Not everything is PSCI-based, this platform is ARM (32_bit) and now
several years old, still, the logic and spirit remains largely the same.

>
>> So, that must call into cpufreq (somehow) and look for a low power
>> OPP?
>>
>
> That's seems hacky and NAK if it's PSCI platform. It's cleaner do such
> hacks/workarounds in platform specific PSCI firmware.
>
>> @Florian: It would be more tricky then we anticipate.
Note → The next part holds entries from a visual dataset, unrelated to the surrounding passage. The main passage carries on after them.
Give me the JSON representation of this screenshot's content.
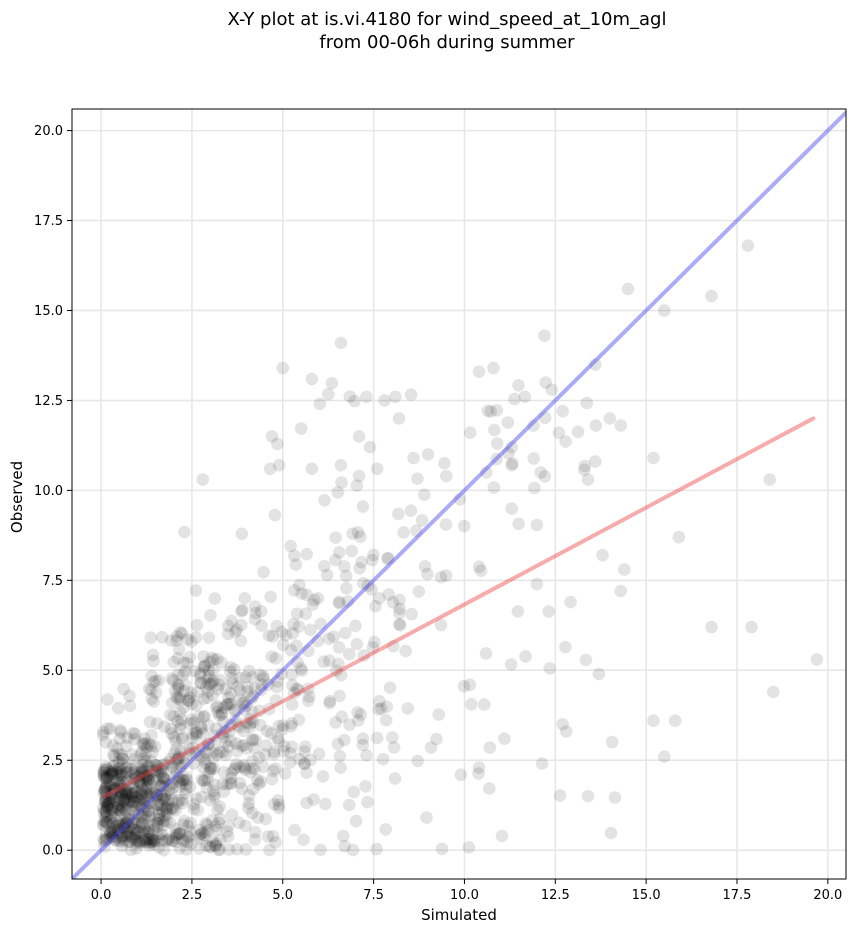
{
  "chart_data": {
    "type": "scatter",
    "title": "X-Y plot at is.vi.4180 for wind_speed_at_10m_agl",
    "subtitle": "from 00-06h during summer",
    "xlabel": "Simulated",
    "ylabel": "Observed",
    "xlim": [
      -0.8,
      20.5
    ],
    "ylim": [
      -0.8,
      20.6
    ],
    "x_ticks": [
      "0.0",
      "2.5",
      "5.0",
      "7.5",
      "10.0",
      "12.5",
      "15.0",
      "17.5",
      "20.0"
    ],
    "y_ticks": [
      "0.0",
      "2.5",
      "5.0",
      "7.5",
      "10.0",
      "12.5",
      "15.0",
      "17.5",
      "20.0"
    ],
    "grid": true,
    "colors": {
      "points": "#000000",
      "identity_line": "#4444ee",
      "fit_line": "#ee4444"
    },
    "point_count": 1100,
    "highlighted_points": [
      [
        17.8,
        16.8
      ],
      [
        16.8,
        15.4
      ],
      [
        14.5,
        15.6
      ],
      [
        15.5,
        15.0
      ],
      [
        12.2,
        14.3
      ],
      [
        6.6,
        14.1
      ],
      [
        13.6,
        13.5
      ],
      [
        5.0,
        13.4
      ],
      [
        5.8,
        13.1
      ],
      [
        10.8,
        13.4
      ],
      [
        10.4,
        13.3
      ],
      [
        12.4,
        12.8
      ],
      [
        7.3,
        12.6
      ],
      [
        7.8,
        12.5
      ],
      [
        8.1,
        12.6
      ],
      [
        12.7,
        12.2
      ],
      [
        14.0,
        12.0
      ],
      [
        14.3,
        11.8
      ],
      [
        8.2,
        12.0
      ],
      [
        11.9,
        11.8
      ],
      [
        12.6,
        11.6
      ],
      [
        4.7,
        11.5
      ],
      [
        7.1,
        11.5
      ],
      [
        10.9,
        11.3
      ],
      [
        11.3,
        11.2
      ],
      [
        7.4,
        11.2
      ],
      [
        9.0,
        11.0
      ],
      [
        15.2,
        10.9
      ],
      [
        13.6,
        10.8
      ],
      [
        8.6,
        10.9
      ],
      [
        6.6,
        10.7
      ],
      [
        4.9,
        10.7
      ],
      [
        7.6,
        10.6
      ],
      [
        11.3,
        10.7
      ],
      [
        12.1,
        10.5
      ],
      [
        5.8,
        10.6
      ],
      [
        18.4,
        10.3
      ],
      [
        13.4,
        10.3
      ],
      [
        7.1,
        10.4
      ],
      [
        9.5,
        10.4
      ],
      [
        2.8,
        10.3
      ],
      [
        10.6,
        10.5
      ],
      [
        15.9,
        8.7
      ],
      [
        13.8,
        8.2
      ],
      [
        14.4,
        7.8
      ],
      [
        14.3,
        7.2
      ],
      [
        16.8,
        6.2
      ],
      [
        17.9,
        6.2
      ],
      [
        19.7,
        5.3
      ],
      [
        18.5,
        4.4
      ],
      [
        15.8,
        3.6
      ],
      [
        15.2,
        3.6
      ],
      [
        15.5,
        2.6
      ],
      [
        13.4,
        1.5
      ],
      [
        13.7,
        4.9
      ],
      [
        12.7,
        3.5
      ],
      [
        12.8,
        3.3
      ],
      [
        11.1,
        3.1
      ],
      [
        10.4,
        2.3
      ],
      [
        9.9,
        2.1
      ]
    ],
    "series": [
      {
        "type": "line",
        "points": [
          [
            -0.8,
            -0.8
          ],
          [
            20.5,
            20.5
          ]
        ]
      },
      {
        "type": "line",
        "points": [
          [
            0.1,
            1.5
          ],
          [
            19.6,
            12.0
          ]
        ]
      }
    ]
  }
}
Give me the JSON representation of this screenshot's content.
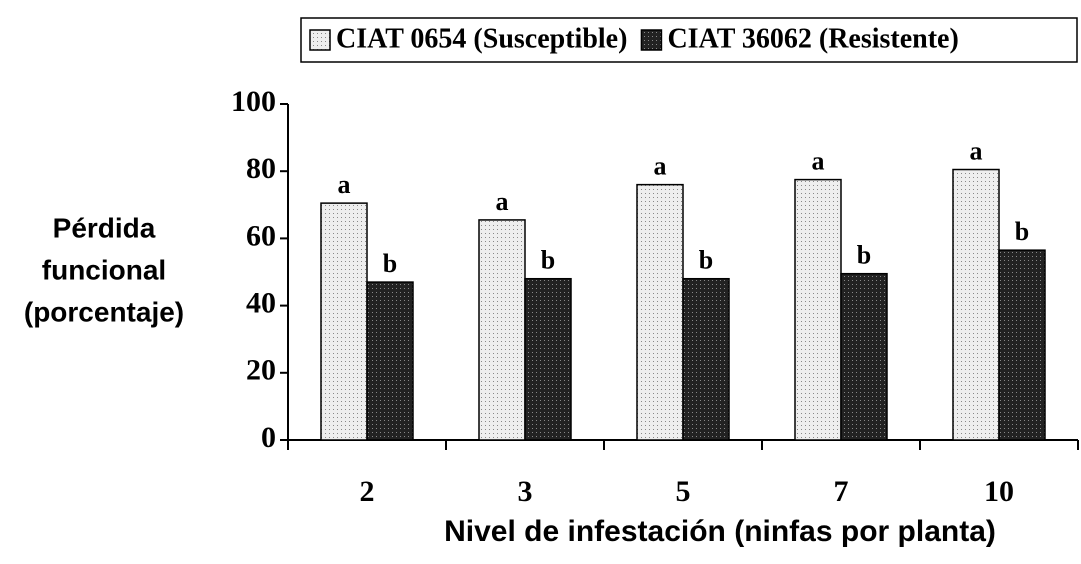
{
  "chart_data": {
    "type": "bar",
    "categories": [
      "2",
      "3",
      "5",
      "7",
      "10"
    ],
    "series": [
      {
        "name": "CIAT 0654 (Susceptible)",
        "color": "#eeeeee",
        "dot": "#888888",
        "values": [
          70.5,
          65.5,
          76,
          77.5,
          80.5
        ],
        "labels": [
          "a",
          "a",
          "a",
          "a",
          "a"
        ]
      },
      {
        "name": "CIAT 36062 (Resistente)",
        "color": "#222222",
        "dot": "#888888",
        "values": [
          47,
          48,
          48,
          49.5,
          56.5
        ],
        "labels": [
          "b",
          "b",
          "b",
          "b",
          "b"
        ]
      }
    ],
    "ylabel": [
      "Pérdida",
      "funcional",
      "(porcentaje)"
    ],
    "xlabel": "Nivel de infestación (ninfas por planta)",
    "ylim": [
      0,
      100
    ],
    "yticks": [
      0,
      20,
      40,
      60,
      80,
      100
    ],
    "legend": "top"
  }
}
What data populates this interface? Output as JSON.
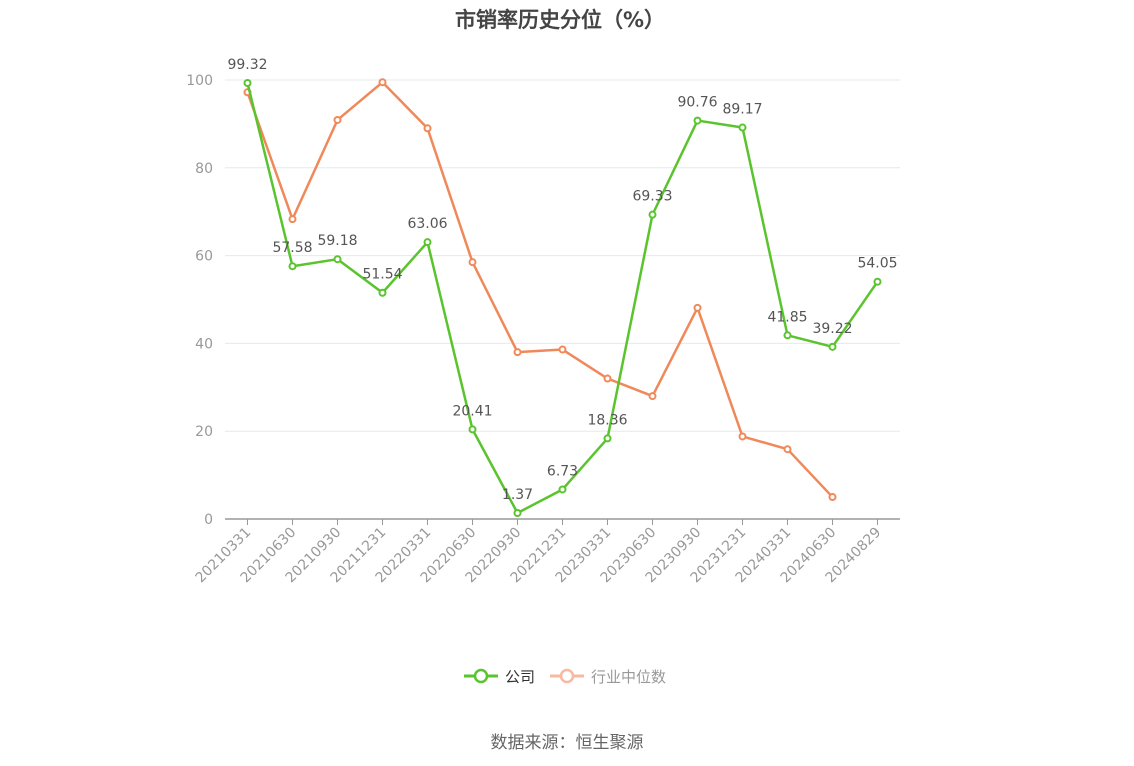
{
  "chart_data": {
    "type": "line",
    "title": "市销率历史分位（%）",
    "categories": [
      "20210331",
      "20210630",
      "20210930",
      "20211231",
      "20220331",
      "20220630",
      "20220930",
      "20221231",
      "20230331",
      "20230630",
      "20230930",
      "20231231",
      "20240331",
      "20240630",
      "20240829"
    ],
    "series": [
      {
        "name": "公司",
        "color": "#5ac42e",
        "values": [
          99.32,
          57.58,
          59.18,
          51.54,
          63.06,
          20.41,
          1.37,
          6.73,
          18.36,
          69.33,
          90.76,
          89.17,
          41.85,
          39.22,
          54.05
        ],
        "show_labels": true
      },
      {
        "name": "行业中位数",
        "color": "#f0895a",
        "values": [
          97.2,
          68.3,
          90.9,
          99.5,
          89.0,
          58.5,
          38.0,
          38.6,
          32.0,
          28.0,
          48.1,
          18.8,
          15.9,
          5.0,
          null
        ],
        "show_labels": false
      }
    ],
    "ylim": [
      0,
      100
    ],
    "yticks": [
      0,
      20,
      40,
      60,
      80,
      100
    ],
    "grid": true,
    "legend_position": "bottom-center",
    "legend_colors": {
      "公司": "#5ac42e",
      "行业中位数": "#f7b9a0"
    }
  },
  "source": "数据来源：恒生聚源"
}
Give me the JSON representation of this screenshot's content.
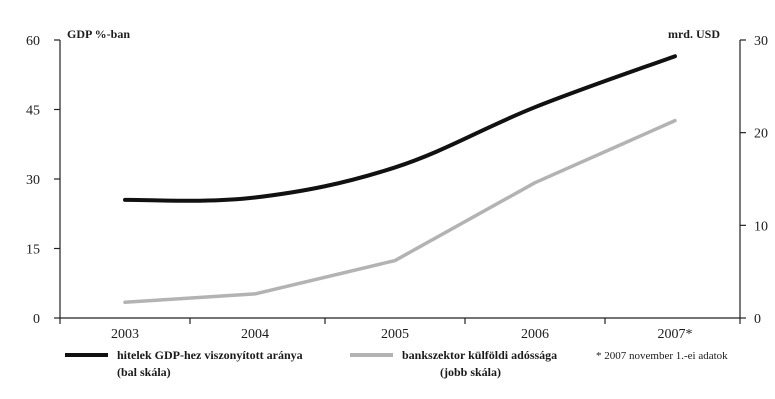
{
  "chart_data": {
    "type": "line",
    "categories": [
      "2003",
      "2004",
      "2005",
      "2006",
      "2007*"
    ],
    "left_axis": {
      "unit_label": "GDP %-ban",
      "ylim": [
        0,
        60
      ],
      "ticks": [
        "0",
        "15",
        "30",
        "45",
        "60"
      ]
    },
    "right_axis": {
      "unit_label": "mrd. USD",
      "ylim": [
        0,
        30
      ],
      "ticks": [
        "0",
        "10",
        "20",
        "30"
      ]
    },
    "series": [
      {
        "name": "hitelek GDP-hez viszonyított aránya (bal skála)",
        "legend_line1": "hitelek GDP-hez viszonyított aránya",
        "legend_line2": "(bal skála)",
        "axis": "left",
        "color": "#111111",
        "values": [
          25.5,
          26,
          32.5,
          45.5,
          56.5
        ]
      },
      {
        "name": "bankszektor külföldi adóssága (jobb skála)",
        "legend_line1": "bankszektor külföldi adóssága",
        "legend_line2": "(jobb skála)",
        "axis": "right",
        "color": "#b3b3b3",
        "values": [
          1.7,
          2.6,
          6.2,
          14.6,
          21.3
        ]
      }
    ],
    "footnote": "* 2007 november 1.-ei adatok",
    "grid": false,
    "legend_position": "bottom"
  }
}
We don't always
>> want to go to low OPP on idle, as we may get out of it very quickly
>> and changing OPP twice (before and after idle) in that scenario would
>> be a complete waste of time.
>
> Exactly.
>

I completely agree, this is a trade-off between creating a big but short
spike of energy that a poorly designed regulator/power distribution may
not handle versus creating a smaller amplitude, but longer in time
energy need.

The key point is that if your only lowest OPP is the lowest CPU
frequency, and the low-level logic to make that happen is there already
in the cpufreq driver, can we somehow both utilize it, and feed back its
latency into cpuidle, or should the cpufreq driver have hooks into
cpuidle (either way is probably fine, but the former scales better to
the number of diverse cpufreq drivers out there).

Thanks!
--
Florian